Redemption price shall be fixed in Indian Rupees and the redemption price shall be based on a simple average of the closing price of gold of 999 purity of the previous 3 business days from the date of repayment, published by the India Bullion and Jewelers Association Limited.

7. Listed on the stock exchange

These bonds can be held in Demat form and the government has enabled trading of gold bonds on the stock exchanges i.e. NSE and BSE. This feature is given to enable easy trading of bonds and one can buy bonds even after the subscription period is closed.

8. Maturity

The tenure of the bond will be for a period of 8 years with exit option in 5th, 6th and 7th year, to be exercised on interest payment dates. It means one cannot redeem bonds before the end of 5th year. However, if one wants, he can transfer bonds via the stock exchange platform. So, we can say that there is no lock-in for SGBs.

9. SGBs can be used as collateral

Bonds can be used as collateral for loans. The loan-to-value ratio (LTV) is to be set equal to ordinary gold loan mandated by RBI. Therefore, it is a very good option that you can use gold bonds as security against loans like stocks.

9. Payment Options

The payment of SGBs can be made in cash (up to Rs. 20,000) or Demand Draft or Cheque or electronic mode. It’s good that you have an option to use cash for it. However, on redemption or transfer, the amount will be credited to your bank account.

How to buy Sovereign Gold Bonds?

Whenever the government of India announces a series of bonds, they specify the dates of subscription, date of issuance of bonds and the amount of purchase per gram. A subscriber can go via physical mode or online mode for subscription of SGBs.

1. Physical Mode – To invest in gold bonds, you can fill in the application form which is provided by issuing banks or from designated post offices. You can also download the application form from the website of the Reserve Bank of India.

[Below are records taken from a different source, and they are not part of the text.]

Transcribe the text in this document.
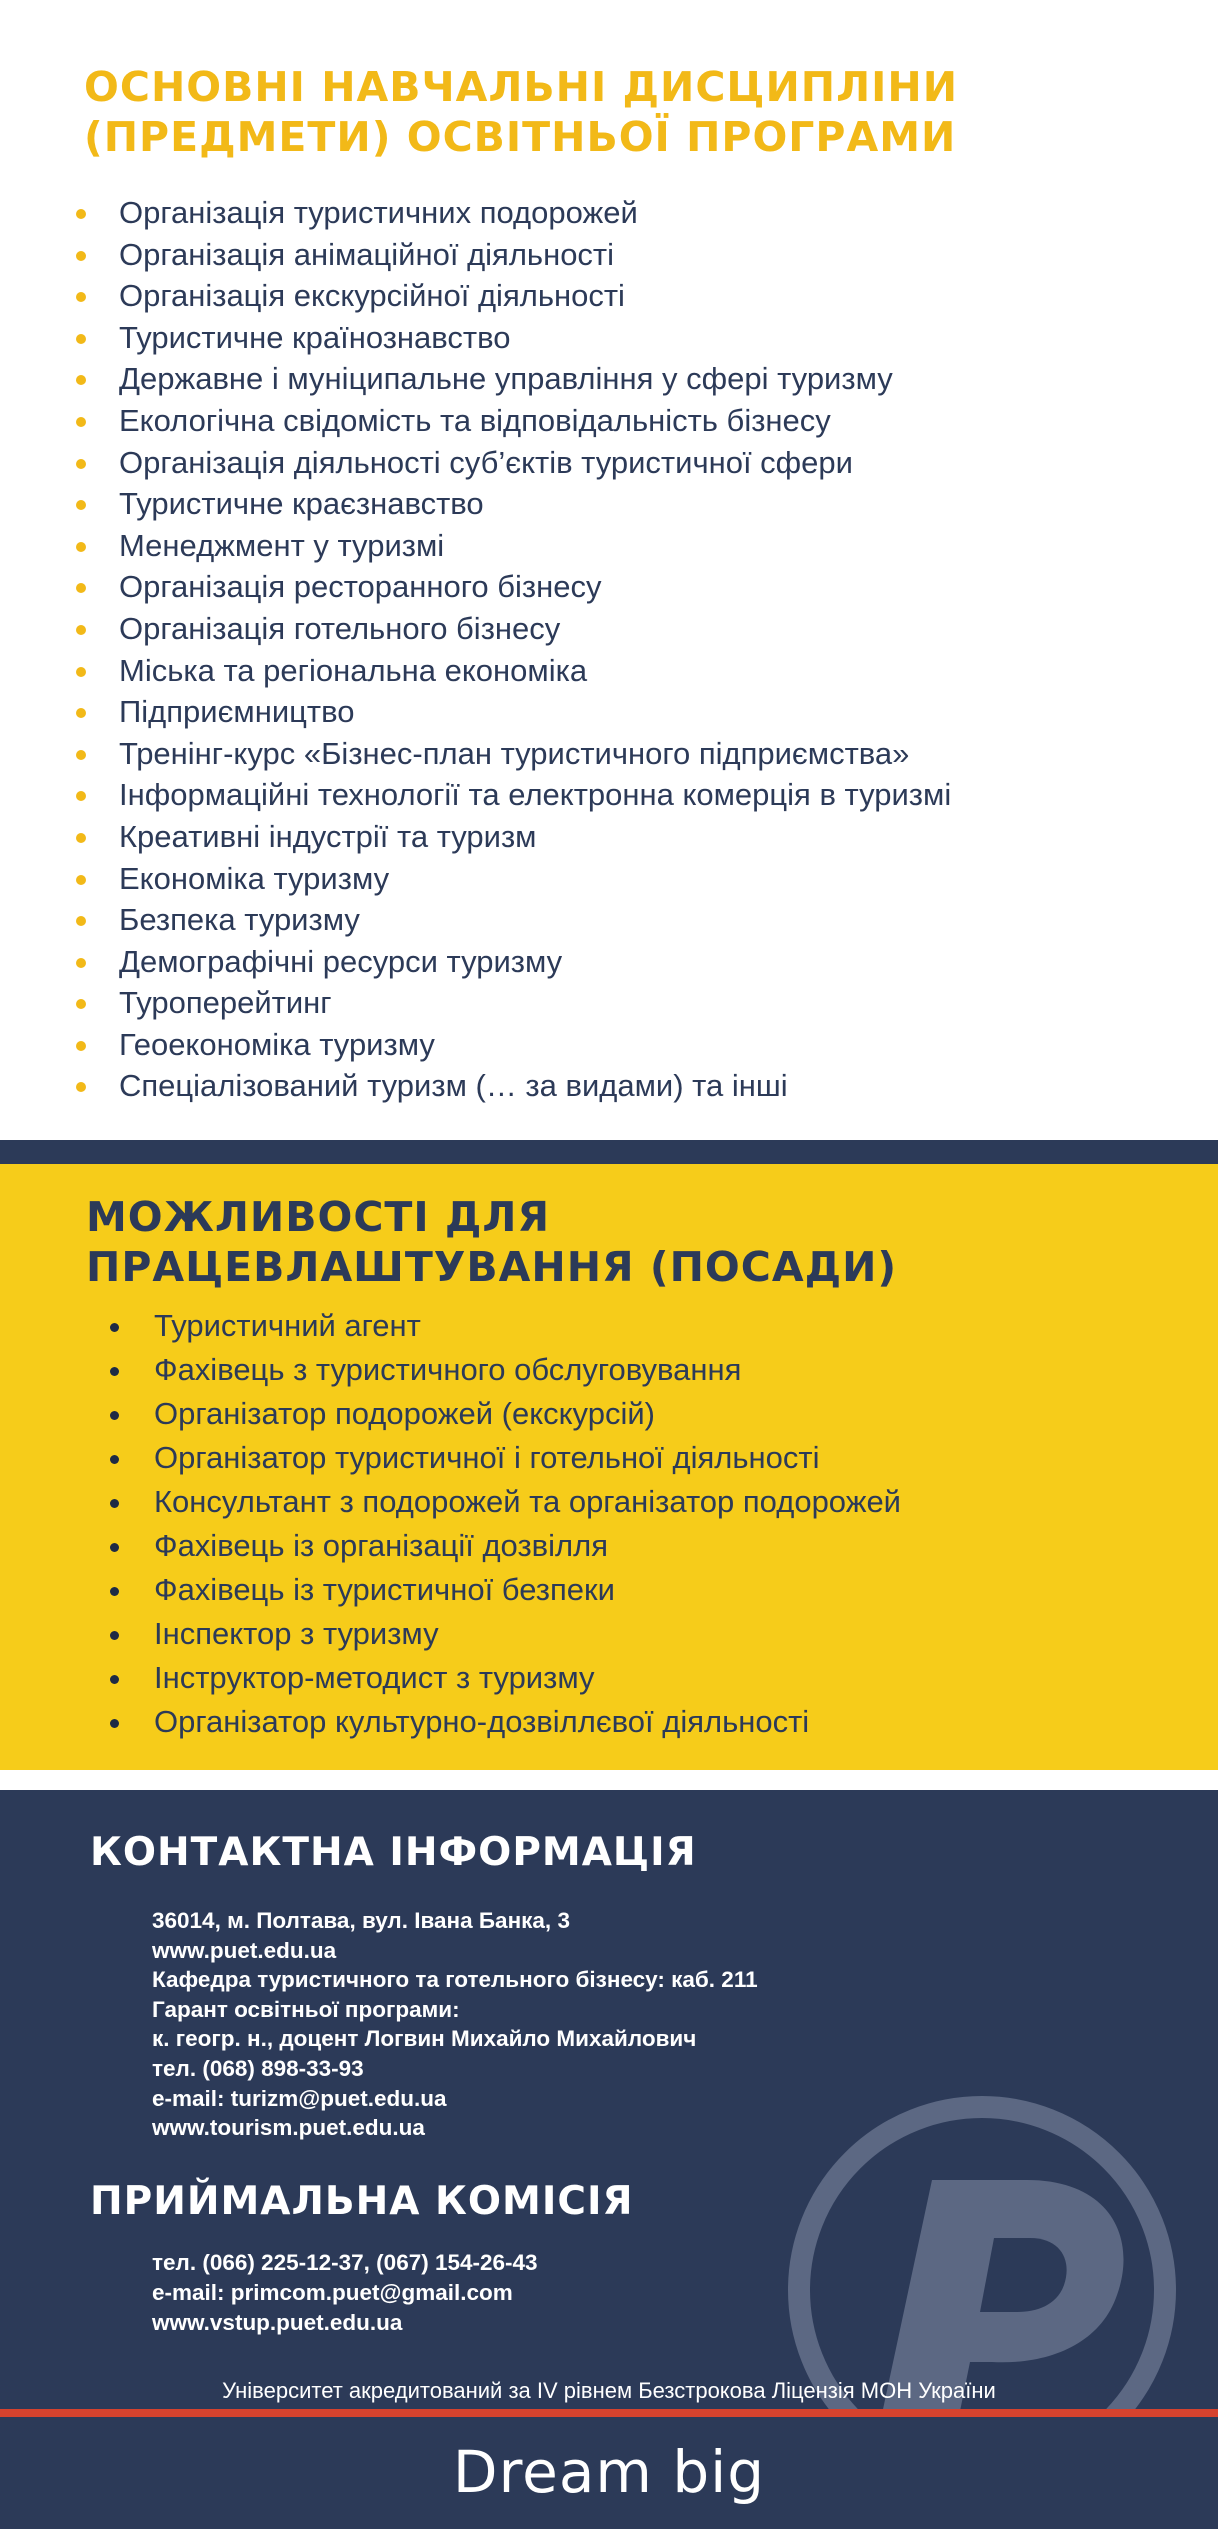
ОСНОВНІ НАВЧАЛЬНІ ДИСЦИПЛІНИ
(ПРЕДМЕТИ) ОСВІТНЬОЇ ПРОГРАМИ
Організація туристичних подорожей
Організація анімаційної діяльності
Організація екскурсійної діяльності
Туристичне країнознавство
Державне і муніципальне управління у сфері туризму
Екологічна свідомість та відповідальність бізнесу
Організація діяльності суб’єктів туристичної сфери
Туристичне краєзнавство
Менеджмент у туризмі
Організація ресторанного бізнесу
Організація готельного бізнесу
Міська та регіональна економіка
Підприємництво
Тренінг-курс «Бізнес-план туристичного підприємства»
Інформаційні технології та електронна комерція в туризмі
Креативні індустрії та туризм
Економіка туризму
Безпека туризму
Демографічні ресурси туризму
Туроперейтинг
Геоекономіка туризму
Спеціалізований туризм (… за видами) та інші
МОЖЛИВОСТІ ДЛЯ
ПРАЦЕВЛАШТУВАННЯ (ПОСАДИ)
Туристичний агент
Фахівець з туристичного обслуговування
Організатор подорожей (екскурсій)
Організатор туристичної і готельної діяльності
Консультант з подорожей та організатор подорожей
Фахівець із організації дозвілля
Фахівець із туристичної безпеки
Інспектор з туризму
Інструктор-методист з туризму
Організатор культурно-дозвіллєвої діяльності
КОНТАКТНА ІНФОРМАЦІЯ
36014, м. Полтава, вул. Івана Банка, 3
www.puet.edu.ua
Кафедра туристичного та готельного бізнесу: каб. 211
Гарант освітньої програми:
к. геогр. н., доцент Логвин Михайло Михайлович
тел. (068) 898-33-93
e-mail: turizm@puet.edu.ua
www.tourism.puet.edu.ua
ПРИЙМАЛЬНА КОМІСІЯ
тел. (066) 225-12-37, (067) 154-26-43
e-mail: primcom.puet@gmail.com
www.vstup.puet.edu.ua
Університет акредитований за IV рівнем Безстрокова Ліцензія МОН України
Dream big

Scheduled Commercial Banks (excluding RRBs, Small Finance Banks and Payment Banks), designated Post Offices (as may be notified), Stock Holding Corporation of India Ltd (SHCIL) and recognized stock exchanges viz., National Stock Exchange of India Limited and Bombay Stock Exchange Ltd. are authorized to receive applications for the Bonds either directly or through agents.

2. Online Mode – To invest in bonds using online mode, one can use their intermediaries/broker’s platform or bank platform. There will be a discount of Rs. 50 per gram if you purchase via online mode and paying through digital mode.

Every applicant must provide their PAN number issued by the Income Tax Department. Without a PAN, one cannot apply for investing in gold bonds.

Tax treatment of Sovereign gold bonds

The capital gains tax arising on redemption of SGB to an individual has been exempted. This is an exclusive income tax benefit offered on gold bonds to encourage investors to shift to non-physical gold.

However, the transfer of gold bonds before maturity will attract Capital gain tax. The indexation benefits will be provided to long term capital gains arising to any person on transfer of bond using secondary market after 3 years from the date of purchase.

The interest received on SGB per financial year is taxable as per the slab rate of subscriber.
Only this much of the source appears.